Vous l’aurez compris en lisant ce dossier, deux données sont fondamentales pour évaluer la politique vélo d’une commune : les enquêtes Insee et le Baromètre. Bien qu’elles se fondent sur deux approches différentes, les données à notre disposition montrent que le climat cyclable et la part d’actifs cyclistes sont intimement liés.
Plus une ville est cyclable, plus elle est cyclée.
Ce qui saute aux yeux en analysant les tendances comparant les données, c’est le lien fort que l’on peut faire entre le bon climat cyclable d’une ville et la part modale élevée d’une commune. Cela est particulièrement vrai pour les communes de plus de 100 000 habitants, mais cette tendance se retrouve dans toutes les catégories. Cela ne vous surprendra pas, mais cela va mieux en le disant : le Baromètre est une analyse solide, et la part d’actifs cyclistes observée dans les enquêtes de l’Insee ne sort pas de nulle part.

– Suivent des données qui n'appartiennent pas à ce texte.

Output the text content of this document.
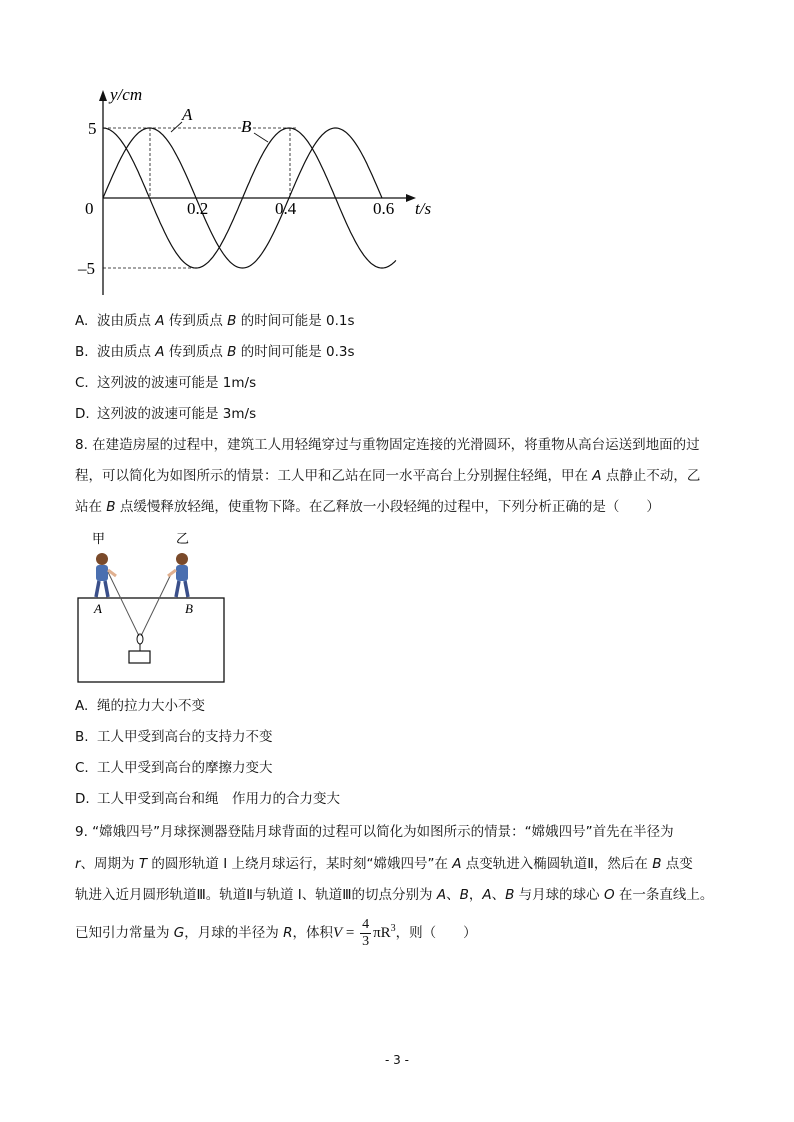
y/cm
t/s
0	0.2	0.4	0.6
5
–5
A
B
A. 波由质点 A 传到质点 B 的时间可能是 0.1s
B. 波由质点 A 传到质点 B 的时间可能是 0.3s
C. 这列波的波速可能是 1m/s
D. 这列波的波速可能是 3m/s
8. 在建造房屋的过程中，建筑工人用轻绳穿过与重物固定连接的光滑圆环，将重物从高台运送到地面的过
程，可以简化为如图所示的情景：工人甲和乙站在同一水平高台上分别握住轻绳，甲在 A 点静止不动，乙
站在 B 点缓慢释放轻绳，使重物下降。在乙释放一小段轻绳的过程中，下列分析正确的是（　　）
甲	乙
A	B
A. 绳的拉力大小不变
B. 工人甲受到高台的支持力不变
C. 工人甲受到高台的摩擦力变大
D. 工人甲受到高台和绳　作用力的合力变大
9. “嫦娥四号”月球探测器登陆月球背面的过程可以简化为如图所示的情景：“嫦娥四号”首先在半径为
r、周期为 T 的圆形轨道 I 上绕月球运行，某时刻“嫦娥四号”在 A 点变轨进入椭圆轨道Ⅱ，然后在 B 点变
轨进入近月圆形轨道Ⅲ。轨道Ⅱ与轨道 I、轨道Ⅲ的切点分别为 A、B，A、B 与月球的球心 O 在一条直线上。
已知引力常量为 G，月球的半径为 R，体积$V = \frac{4}{3} \pi R^3$，则（　　）
- 3 -
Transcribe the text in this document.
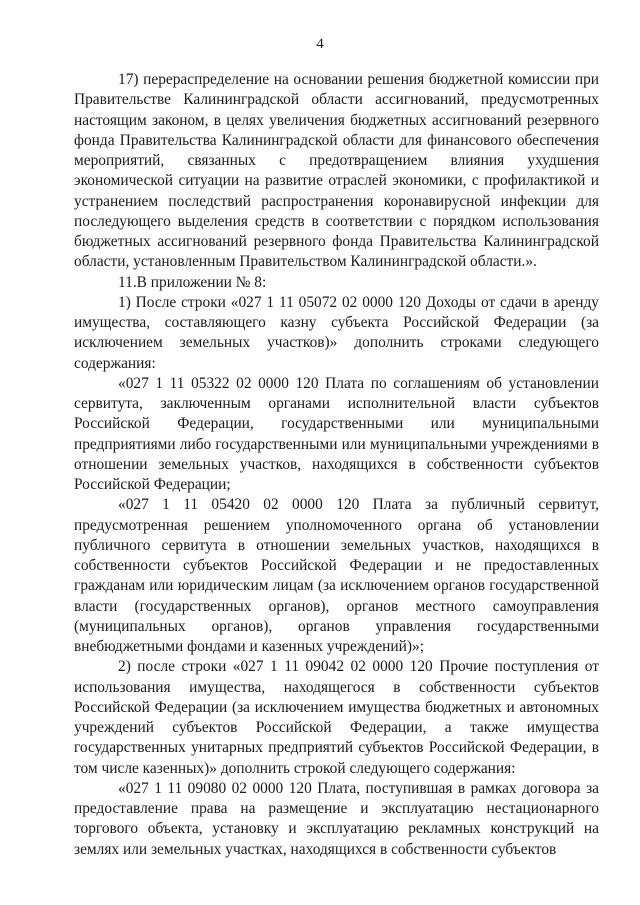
4

17) перераспределение на основании решения бюджетной комиссии при Правительстве Калининградской области ассигнований, предусмотренных настоящим законом, в целях увеличения бюджетных ассигнований резервного фонда Правительства Калининградской области для финансового обеспечения мероприятий, связанных с предотвращением влияния ухудшения экономической ситуации на развитие отраслей экономики, с профилактикой и устранением последствий распространения коронавирусной инфекции для последующего выделения средств в соответствии с порядком использования бюджетных ассигнований резервного фонда Правительства Калининградской области, установленным Правительством Калининградской области.».

11.В приложении № 8:

1) После строки «027 1 11 05072 02 0000 120 Доходы от сдачи в аренду имущества, составляющего казну субъекта Российской Федерации (за исключением земельных участков)» дополнить строками следующего содержания:

«027 1 11 05322 02 0000 120 Плата по соглашениям об установлении сервитута, заключенным органами исполнительной власти субъектов Российской Федерации, государственными или муниципальными предприятиями либо государственными или муниципальными учреждениями в отношении земельных участков, находящихся в собственности субъектов Российской Федерации;

«027 1 11 05420 02 0000 120 Плата за публичный сервитут, предусмотренная решением уполномоченного органа об установлении публичного сервитута в отношении земельных участков, находящихся в собственности субъектов Российской Федерации и не предоставленных гражданам или юридическим лицам (за исключением органов государственной власти (государственных органов), органов местного самоуправления (муниципальных органов), органов управления государственными внебюджетными фондами и казенных учреждений)»;

2) после строки «027 1 11 09042 02 0000 120 Прочие поступления от использования имущества, находящегося в собственности субъектов Российской Федерации (за исключением имущества бюджетных и автономных учреждений субъектов Российской Федерации, а также имущества государственных унитарных предприятий субъектов Российской Федерации, в том числе казенных)» дополнить строкой следующего содержания:

«027 1 11 09080 02 0000 120 Плата, поступившая в рамках договора за предоставление права на размещение и эксплуатацию нестационарного торгового объекта, установку и эксплуатацию рекламных конструкций на землях или земельных участках, находящихся в собственности субъектов
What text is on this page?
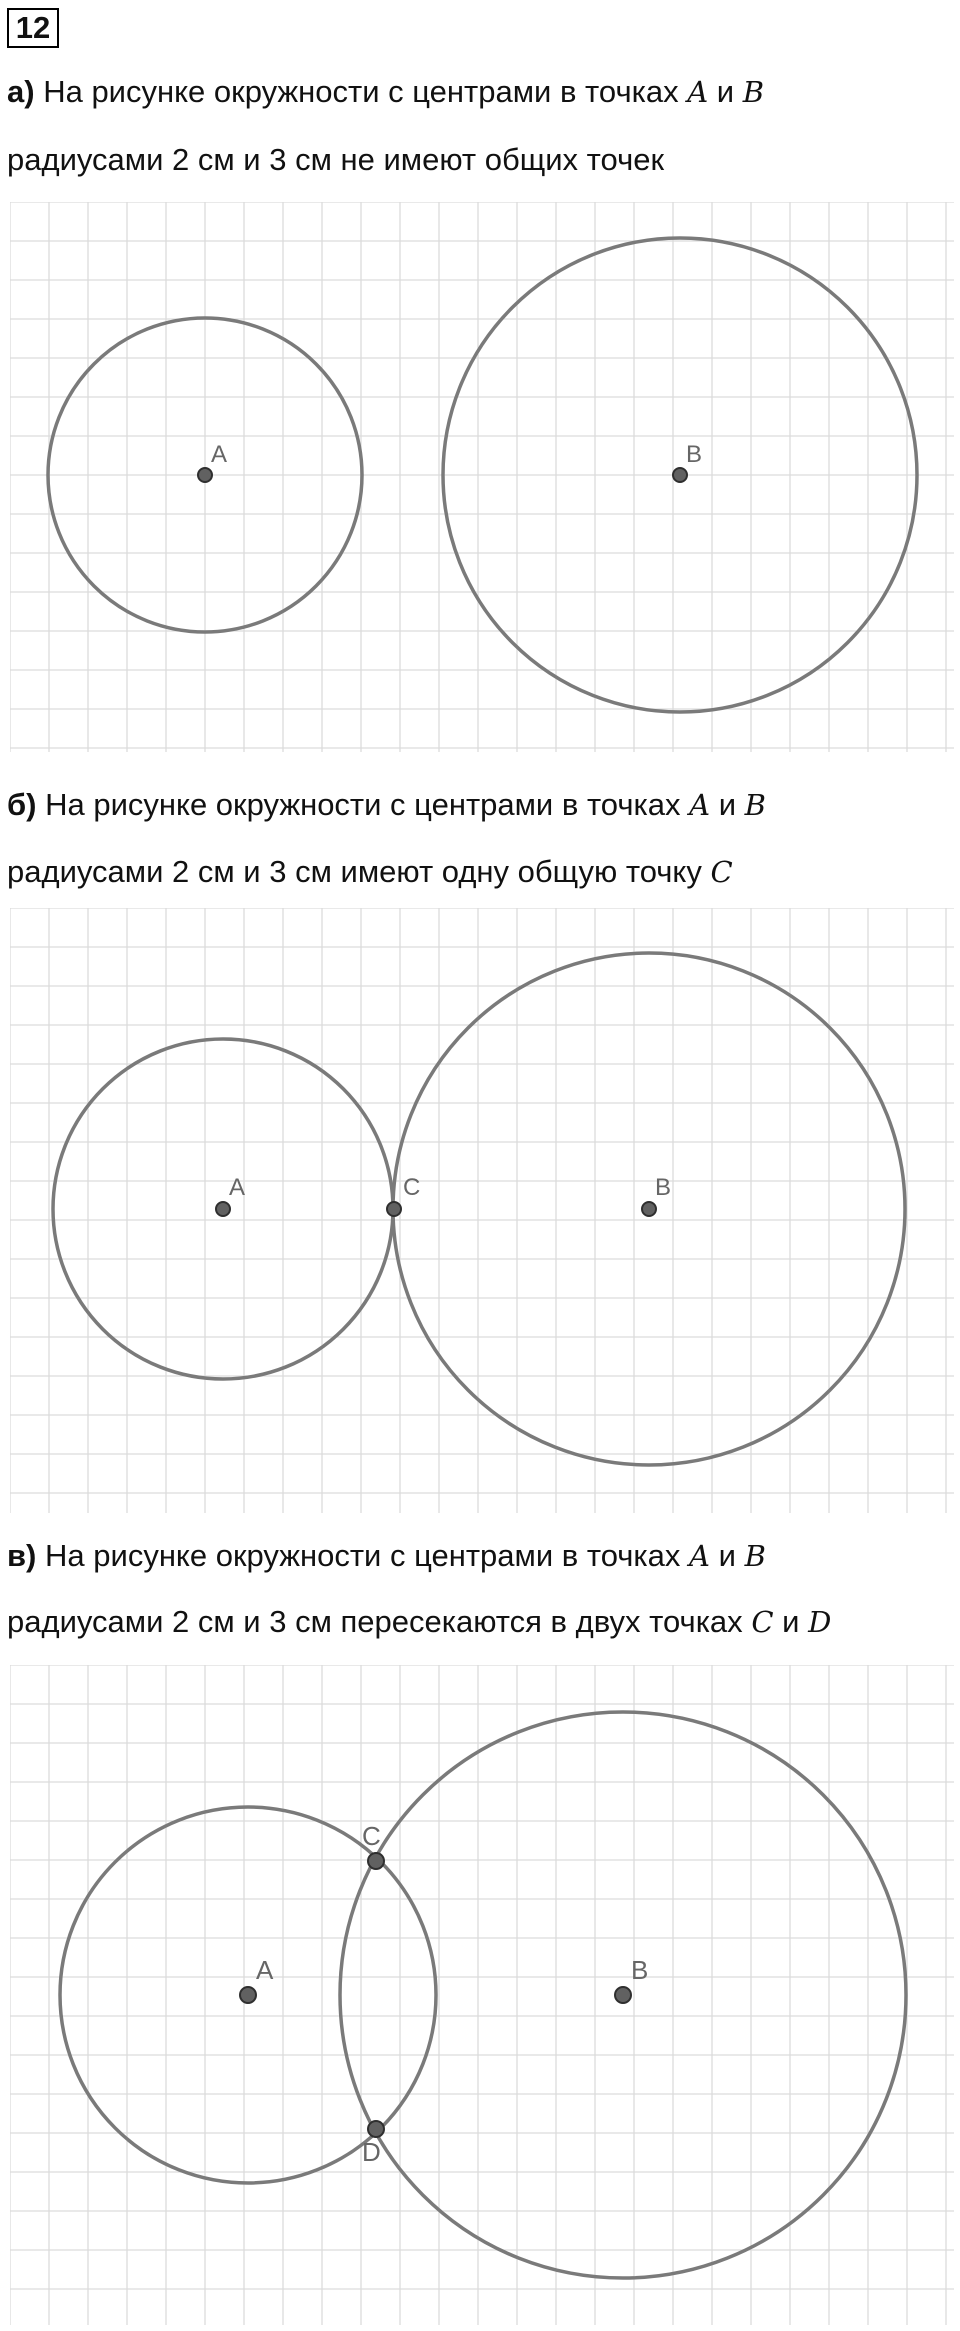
12
а) На рисунке окружности с центрами в точках A и B
радиусами 2 см и 3 см не имеют общих точек
A	B
б) На рисунке окружности с центрами в точках A и B
радиусами 2 см и 3 см имеют одну общую точку C
A	C	B
в) На рисунке окружности с центрами в точках A и B
радиусами 2 см и 3 см пересекаются в двух точках C и D
A
C
D
B
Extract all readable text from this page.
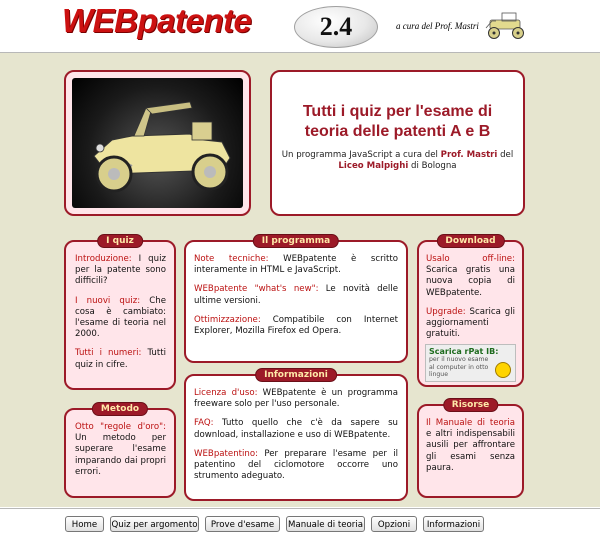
WEBpatente	2.4	a cura del Prof. Mastri
Tutti i quiz per l'esame di teoria delle patenti A e B
Un programma JavaScript a cura del Prof. Mastri del Liceo Malpighi di Bologna
I quiz
Introduzione: I quiz per la patente sono difficili?
I nuovi quiz: Che cosa è cambiato: l'esame di teoria nel 2000.
Tutti i numeri: Tutti quiz in cifre.
Metodo
Otto "regole d'oro": Un metodo per superare l'esame imparando dai propri errori.
Il programma
Note tecniche: WEBpatente è scritto interamente in HTML e JavaScript.
WEBpatente "what's new": Le novità delle ultime versioni.
Ottimizzazione: Compatibile con Internet Explorer, Mozilla Firefox ed Opera.
Informazioni
Licenza d'uso: WEBpatente è un programma freeware solo per l'uso personale.
FAQ: Tutto quello che c'è da sapere su download, installazione e uso di WEBpatente.
WEBpatentino: Per preparare l'esame per il patentino del ciclomotore occorre uno strumento adeguato.
Download
Usalo off-line: Scarica gratis una nuova copia di WEBpatente.
Upgrade: Scarica gli aggiornamenti gratuiti.
Scarica rPat IB:
per il nuovo esame al computer in otto lingue
Risorse
Il Manuale di teoria e altri indispensabili ausili per affrontare gli esami senza paura.
Home	Quiz per argomento	Prove d'esame	Manuale di teoria	Opzioni	Informazioni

Analyse objective ou subjective, qu’est-ce que ça change ?
Il convient désormais de s’attarder sur une différence fondamentale entre l’Insee et le Baromètre. Si les données de l’institut national s’appuient sur des enquêtes pour mesurer comment se déplacent effectivement les ménages de France (approche objective), la FUB a choisi pour son indicateur de se centrer sur le ressenti des cyclistes : se sentent-ils en sécurité dans leurs déplacements à vélo ? Sont-ils encouragés ? Peuvent-ils se stationner et accéder aux services vélo ? Cela permet de couvrir tout le spectre du système vélo pour valoriser les efforts effectués par la collectivité plutôt que le résultat brut, sans donner plus d’information sur ce qu’il reste à faire.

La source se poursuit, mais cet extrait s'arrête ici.